• Andrew Byrne

Wind power blows away records in a good year for renewables


National Grid Electricity Control Centre. Source : National Grid ESO


2020 will not be remembered with much affection but through the pandemic-inflicted gloom, slivers of hope did emerge. Renewable-sourced power had its best year on record with new highs occurring throughout the year, the latest of which saw 43% of the UK’s electricity mix being provided by windfarms on December 18th.


Between 1pm and 1:30pm on that afternoon, the National Grid ESO (electricity system operator) revealed that wind turbines generated 17.3 GW of electricity power beating the 17.1 GW record set in January 2020. The 43% share of the country’s power is considerably less than the 60% recorded in August – another record.


On December 18th, zero-carbon power (wind, nuclear, biomass and hydro) accounted for 74% of the National Grid’s electricity. Melanie Onn, deputy Chief Executive of RenewableUK, said: “We expect to see many more records set in the years ahead, as the Government has made wind energy one of the most important pillars of its energy strategy for reaching net zero emissions as fast and as cheaply as possible”.

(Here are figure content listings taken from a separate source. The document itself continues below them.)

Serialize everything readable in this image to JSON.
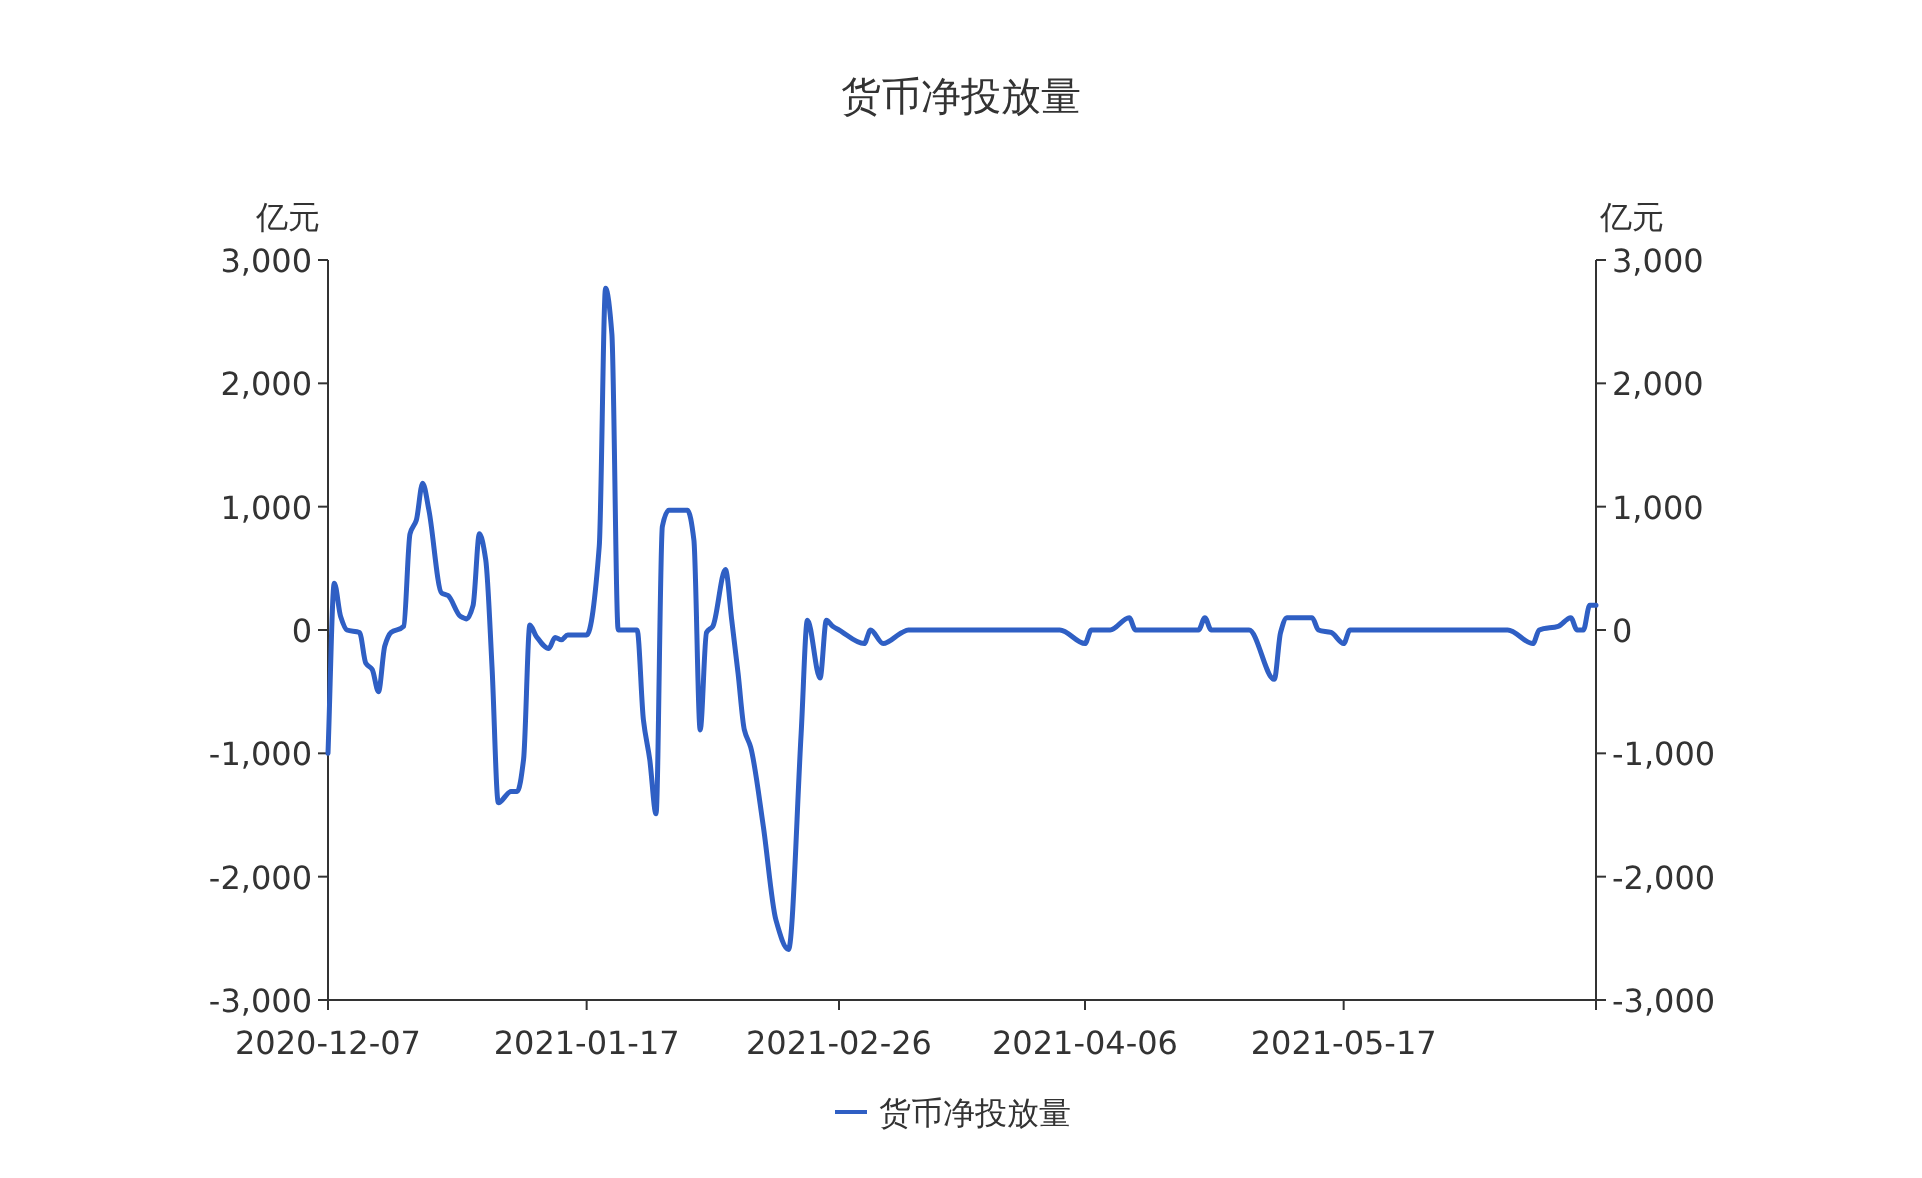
{
  "chart_data": {
    "type": "line",
    "title": "货币净投放量",
    "ylabel": "亿元",
    "y2label": "亿元",
    "xlim": [
      "2020-12-07",
      "2021-06-26"
    ],
    "xticks": [
      {
        "value": "2020-12-07",
        "label": "2020-12-07"
      },
      {
        "value": "2021-01-17",
        "label": "2021-01-17"
      },
      {
        "value": "2021-02-26",
        "label": "2021-02-26"
      },
      {
        "value": "2021-04-06",
        "label": "2021-04-06"
      },
      {
        "value": "2021-05-17",
        "label": "2021-05-17"
      }
    ],
    "ylim": [
      -3000,
      3000
    ],
    "yticks": [
      {
        "value": -3000,
        "label": "-3,000"
      },
      {
        "value": -2000,
        "label": "-2,000"
      },
      {
        "value": -1000,
        "label": "-1,000"
      },
      {
        "value": 0,
        "label": "0"
      },
      {
        "value": 1000,
        "label": "1,000"
      },
      {
        "value": 2000,
        "label": "2,000"
      },
      {
        "value": 3000,
        "label": "3,000"
      }
    ],
    "y2lim": [
      -3000,
      3000
    ],
    "y2ticks": [
      {
        "value": -3000,
        "label": "-3,000"
      },
      {
        "value": -2000,
        "label": "-2,000"
      },
      {
        "value": -1000,
        "label": "-1,000"
      },
      {
        "value": 0,
        "label": "0"
      },
      {
        "value": 1000,
        "label": "1,000"
      },
      {
        "value": 2000,
        "label": "2,000"
      },
      {
        "value": 3000,
        "label": "3,000"
      }
    ],
    "grid": false,
    "legend": "bottom",
    "line_style": "solid",
    "x": [
      "2020-12-07",
      "2020-12-08",
      "2020-12-09",
      "2020-12-10",
      "2020-12-12",
      "2020-12-13",
      "2020-12-14",
      "2020-12-15",
      "2020-12-16",
      "2020-12-17",
      "2020-12-19",
      "2020-12-20",
      "2020-12-21",
      "2020-12-22",
      "2020-12-23",
      "2020-12-25",
      "2020-12-26",
      "2020-12-28",
      "2020-12-29",
      "2020-12-30",
      "2020-12-31",
      "2021-01-01",
      "2021-01-02",
      "2021-01-03",
      "2021-01-05",
      "2021-01-06",
      "2021-01-07",
      "2021-01-08",
      "2021-01-09",
      "2021-01-11",
      "2021-01-12",
      "2021-01-13",
      "2021-01-14",
      "2021-01-17",
      "2021-01-19",
      "2021-01-20",
      "2021-01-21",
      "2021-01-22",
      "2021-01-25",
      "2021-01-26",
      "2021-01-27",
      "2021-01-28",
      "2021-01-29",
      "2021-01-30",
      "2021-02-02",
      "2021-02-03",
      "2021-02-04",
      "2021-02-05",
      "2021-02-06",
      "2021-02-08",
      "2021-02-09",
      "2021-02-10",
      "2021-02-11",
      "2021-02-12",
      "2021-02-14",
      "2021-02-16",
      "2021-02-18",
      "2021-02-20",
      "2021-02-21",
      "2021-02-23",
      "2021-02-24",
      "2021-02-25",
      "2021-02-26",
      "2021-03-02",
      "2021-03-03",
      "2021-03-05",
      "2021-03-08",
      "2021-03-09",
      "2021-04-02",
      "2021-04-06",
      "2021-04-07",
      "2021-04-10",
      "2021-04-13",
      "2021-04-14",
      "2021-04-24",
      "2021-04-25",
      "2021-04-26",
      "2021-05-02",
      "2021-05-06",
      "2021-05-07",
      "2021-05-08",
      "2021-05-12",
      "2021-05-13",
      "2021-05-15",
      "2021-05-17",
      "2021-05-18",
      "2021-06-12",
      "2021-06-16",
      "2021-06-17",
      "2021-06-20",
      "2021-06-22",
      "2021-06-23",
      "2021-06-24",
      "2021-06-25",
      "2021-06-26"
    ],
    "series": [
      {
        "name": "货币净投放量",
        "color": "#2f5fc4",
        "values": [
          -1000,
          380,
          110,
          0,
          -20,
          -270,
          -320,
          -500,
          -130,
          -20,
          30,
          780,
          890,
          1190,
          970,
          300,
          280,
          110,
          90,
          200,
          780,
          570,
          -300,
          -1400,
          -1310,
          -1310,
          -1050,
          40,
          -50,
          -150,
          -60,
          -80,
          -40,
          -40,
          680,
          2770,
          2400,
          0,
          0,
          -730,
          -1050,
          -1490,
          840,
          970,
          970,
          730,
          -810,
          -20,
          30,
          490,
          80,
          -350,
          -810,
          -950,
          -1590,
          -2350,
          -2590,
          -840,
          80,
          -390,
          80,
          30,
          0,
          -110,
          0,
          -110,
          -20,
          0,
          0,
          -110,
          0,
          0,
          100,
          0,
          0,
          100,
          0,
          0,
          -400,
          -20,
          100,
          100,
          0,
          -20,
          -110,
          0,
          0,
          -110,
          0,
          30,
          100,
          0,
          0,
          200,
          200
        ]
      }
    ]
  }
}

More statistics from National Grid ESO testify to the burgeoning role played by renewable sources of power in 2020. On April 20th, solar power contributed its highest amount (9.7 GW) to the grid. May 24th saw the lowest carbon intensity recorded in the electricity mix and for 68 days between April and June, the grid ran without any coal power – the longest stretch in 140 years.

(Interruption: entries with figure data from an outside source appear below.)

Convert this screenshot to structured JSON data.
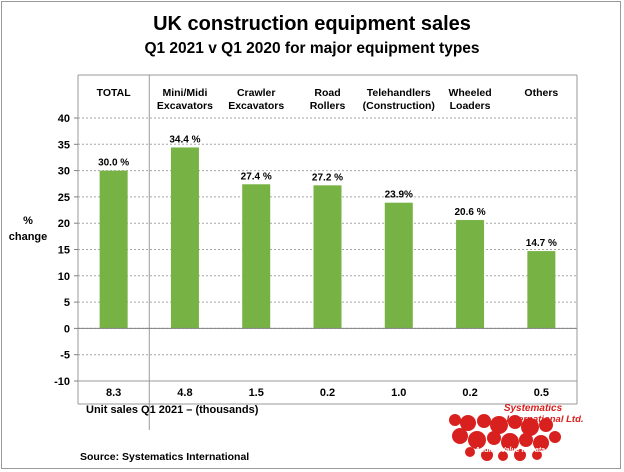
{
  "chart_data": {
    "type": "bar",
    "title": "UK construction equipment sales",
    "subtitle": "Q1 2021  v  Q1 2020 for major equipment types",
    "ylabel": [
      "%",
      "change"
    ],
    "ylim": [
      -10,
      40
    ],
    "yticks": [
      -10,
      -5,
      0,
      5,
      10,
      15,
      20,
      25,
      30,
      35,
      40
    ],
    "grid": true,
    "categories": [
      [
        "TOTAL"
      ],
      [
        "Mini/Midi",
        "Excavators"
      ],
      [
        "Crawler",
        "Excavators"
      ],
      [
        "Road",
        "Rollers"
      ],
      [
        "Telehandlers",
        "(Construction)"
      ],
      [
        "Wheeled",
        "Loaders"
      ],
      [
        "Others"
      ]
    ],
    "values": [
      30.0,
      34.4,
      27.4,
      27.2,
      23.9,
      20.6,
      14.7
    ],
    "value_labels": [
      "30.0 %",
      "34.4 %",
      "27.4 %",
      "27.2 %",
      "23.9%",
      "20.6 %",
      "14.7 %"
    ],
    "unit_sales": [
      "8.3",
      "4.8",
      "1.5",
      "0.2",
      "1.0",
      "0.2",
      "0.5"
    ],
    "unit_sales_label": "Unit sales Q1 2021 –  (thousands)",
    "bar_color": "#77b244"
  },
  "source": "Source: Systematics International",
  "logo": {
    "name": "Systematics",
    "line2": "International Ltd.",
    "tagline": "Adding Value to Data",
    "color": "#d8201e"
  }
}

The UK government has set a target of increasing offshore wind production to a level which would enable it to produce enough electricity to power every home in the country by 2030. Increasing production and creating jobs in the renewable energy sector was at the heart of the 10-point plan for a green industrial revolution announced by the Prime Minister in November.

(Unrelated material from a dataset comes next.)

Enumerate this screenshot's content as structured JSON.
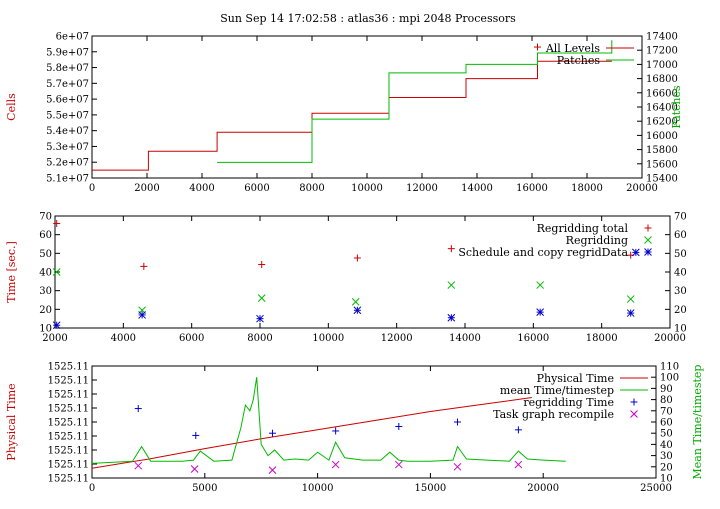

It is not just the UK which has seen a surge in renewable energy. A report published by the International Energy Agency (IEA) in November indicated that almost 90% of new electricity generated globally in 2020 would come from renewable sources. The report contrasted this with the sharp declines triggered by the Covid-19 pandemic in the oil, gas and coal sectors and forecast that “renewables are set to become the largest source of electricity generation worldwide by 2025”.


The positivity of the IEA’s forecast was tempered, however, by another report released in early December on how the world is using energy. Energy efficiency is expected to improve by less than 1% this year, the weakest rate of increase since 2010. Covid-19 is deemed to be a significant factor here due to a “plunge in investment in energy-efficient building, equipment and vehicles amid the economic crisis triggered by the pandemic”.